The English poet Algernon Charles Swinburne's "Anactoria" was published in his 1866 collection, Poems and Ballads. "Anactoria" is written from the point of view of Sappho, who addresses the title character in a long monologue written in rhyming couplets of iambic pentameter. The monologue expresses Sappho's lust for her in sexually explicit terms; she first rejects art and the gods for Anactoria's love before reversing her stance and claiming to reject Anactoria in favour of poetry. Swinburne's poem created a sensation by openly approaching then-taboo topics such as lesbianism and dystheism. Anactoria later featured in an 1896 play by H. V. Sutherland and in the 1961 poetic series "Three Letters to Anaktoria" by Robert Lowell, in which an unnamed man loves her before transferring, unrequitedly, his affections to Sappho.
In Sappho
Anactoria is named by the ancient Greek poet Sappho, who wrote in the late seventh and early sixth centuries BCE and is known for her love poetry, in fragment 16.[a] Sappho compares her desire for Anactoria, who is described as being absent, with that of Helen of Troy for Paris.[2][b] A second poem, fragment 31, is traditionally called the "Ode to Anactoria", though no name appears in it.[4] It has also been speculated that Anactoria may be the unnamed character in fragment 96, written to another of Sappho's female companions, possibly Atthis.[5] In that poem, Sappho claims that the unnamed character still "thinks of [Sappho] constantly" despite living away in the city of Sardis.[6][c]

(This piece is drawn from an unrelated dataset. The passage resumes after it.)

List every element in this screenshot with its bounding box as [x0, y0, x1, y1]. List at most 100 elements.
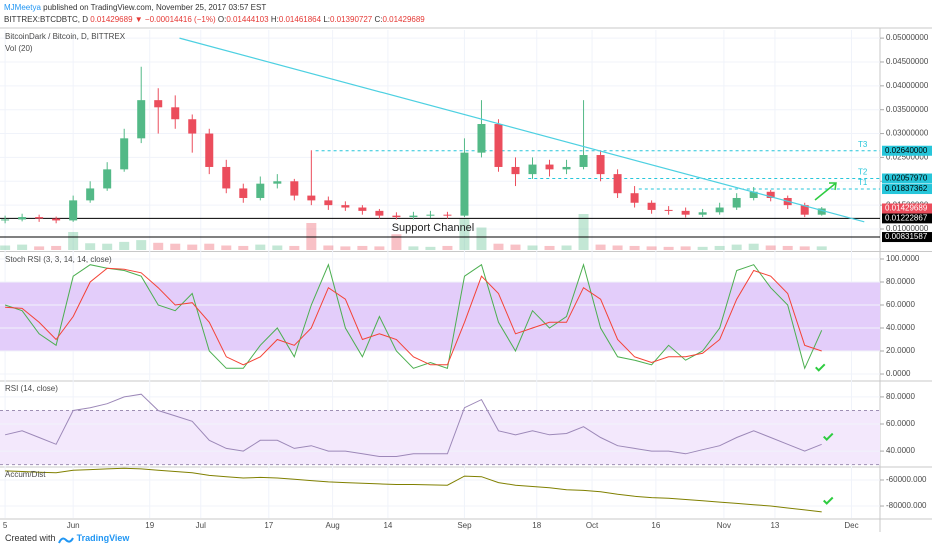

In the phrasing of Garry Wills, fragment 16 portrays Anactoria as "menacingly desirable".[8] Sappho describes her manner of walking as attractive, and her face as having amarychma, a word literally meaning 'flashing' or 'sparkling' and likely also to indicate beauty in movement.[9] Based on its allusions to other literary works, particularly those of Hesiod, the term may also indicate that Anactoria was a young, virgin girl of marriageable age.[10] The Anactoria portrayed in Sappho's work is generally considered to have been a follower of Sappho, who educated aristocratic girls with the partial aim of preparing them for marriage.[11][d]

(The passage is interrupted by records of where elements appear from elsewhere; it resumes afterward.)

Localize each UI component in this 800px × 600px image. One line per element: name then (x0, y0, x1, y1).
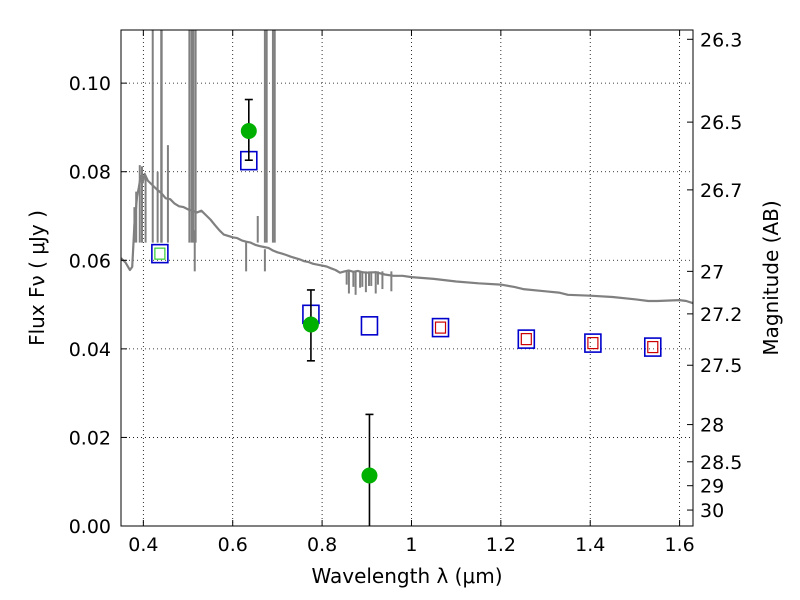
y2-tick-label: 28.5 (700, 452, 742, 474)
y-tick-label: 0.06 (69, 250, 111, 272)
x-tick-label: 1 (405, 534, 417, 556)
y2-tick-label: 29 (700, 476, 724, 498)
y2-tick-label: 26.7 (700, 180, 742, 202)
model-flux-marker (517, 329, 536, 349)
y-tick-label: 0.08 (69, 162, 111, 184)
y-axis-label: Flux Fν ( μJy ) (25, 210, 49, 346)
band-marker (434, 321, 447, 334)
markers (151, 98, 662, 526)
model-flux-marker (431, 317, 450, 338)
band-marker (587, 337, 599, 350)
model-flux-marker (151, 243, 169, 264)
x-tick-label: 0.6 (218, 534, 248, 556)
axes: 0.4 0.6 0.8 1 1.2 1.4 1.6 0.00 0.02 0.04 0.06 0.08 0… (69, 29, 743, 556)
observed-flux-point (240, 122, 257, 139)
y2-tick-label: 28 (700, 415, 724, 437)
spectrum-line (121, 172, 693, 305)
x-tick-label: 0.4 (128, 534, 158, 556)
band-marker (520, 333, 532, 346)
model-flux-marker (643, 337, 662, 357)
x-tick-label: 1.4 (575, 534, 605, 556)
y2-tick-label: 26.5 (700, 112, 742, 134)
y-tick-label: 0.02 (69, 427, 111, 449)
band-marker (154, 247, 166, 260)
y-tick-label: 0.10 (69, 73, 111, 95)
y2-tick-label: 27 (700, 261, 724, 283)
observed-flux-point (302, 316, 319, 333)
plot-area (121, 30, 693, 305)
y-tick-label: 0.00 (69, 516, 111, 538)
y2-tick-label: 26.3 (700, 29, 742, 51)
observed-flux-point (361, 467, 378, 484)
model-flux-marker (360, 316, 379, 336)
y2-tick-label: 27.5 (700, 355, 742, 377)
plot-frame (120, 29, 694, 527)
band-marker (647, 340, 659, 354)
y2-tick-label: 30 (700, 500, 724, 522)
x-tick-label: 1.2 (486, 534, 516, 556)
y2-axis-label: Magnitude (AB) (759, 200, 783, 355)
x-tick-label: 0.8 (307, 534, 337, 556)
y-tick-label: 0.04 (69, 339, 111, 361)
x-tick-label: 1.6 (664, 534, 694, 556)
model-flux-marker (584, 333, 602, 353)
x-axis-label: Wavelength λ (μm) (311, 564, 502, 588)
y2-tick-label: 27.2 (700, 304, 742, 326)
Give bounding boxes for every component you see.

A reference to "Anagora" in the Suda, a tenth-century Byzantine encyclopaedia, is generally considered to refer to Anactoria;[14] the name "Anagora" has been interpreted as an error in the manuscripts,[11] or alternatively by Denys Page as the real name of "Anactoria", to whom Page conjectures Sappho gave a pseudonym to protect her identity and reputation.[15] The Suda names "Anagora" as a native of Miletus, a major Greek city of Ionia.[e] Christopher Brown suggests that Anactoria's absence in fragment 16 was because she had left Sappho's company to return to Miletus and marry;[11] Eric Dodson-Robinson suggests that fragment 16 may have been written for performance at Anactoria's wedding, or for a sympotic event shortly after it.[17] However, George Koniaris suggests that Anactoria may equally have left Sappho's company to be with her family or to work as a musician,[18] and Glenn Most points out that the poem gives no indication of the length of Anactoria's absence: he argues that it may only have been a matter of a few days.[19] Martin West has argued that Sappho generally uses the name of the objects of her desire, such as Anactoria, when portraying their relationship with her as finished or her own attitude towards it as hostile.[20]
Sappho's expressed love for Anactoria is one of few examples of a woman expressing same-sex desire to survive from pre-modern literature.[21] Andrew Ford has argued that Sappho's presentation of Anactoria may be archetypal rather than a representation of any specific individual,[15] while Judith Hallett and André Lardinois have suggested that the speaker may not have been intended as an autobiographical portrayal of Sappho herself.[22] The classicist and archaeologist David Moore Robinson called the description of Anactoria in fragment 16 "the finest lines in all Sappho's poetry".[23]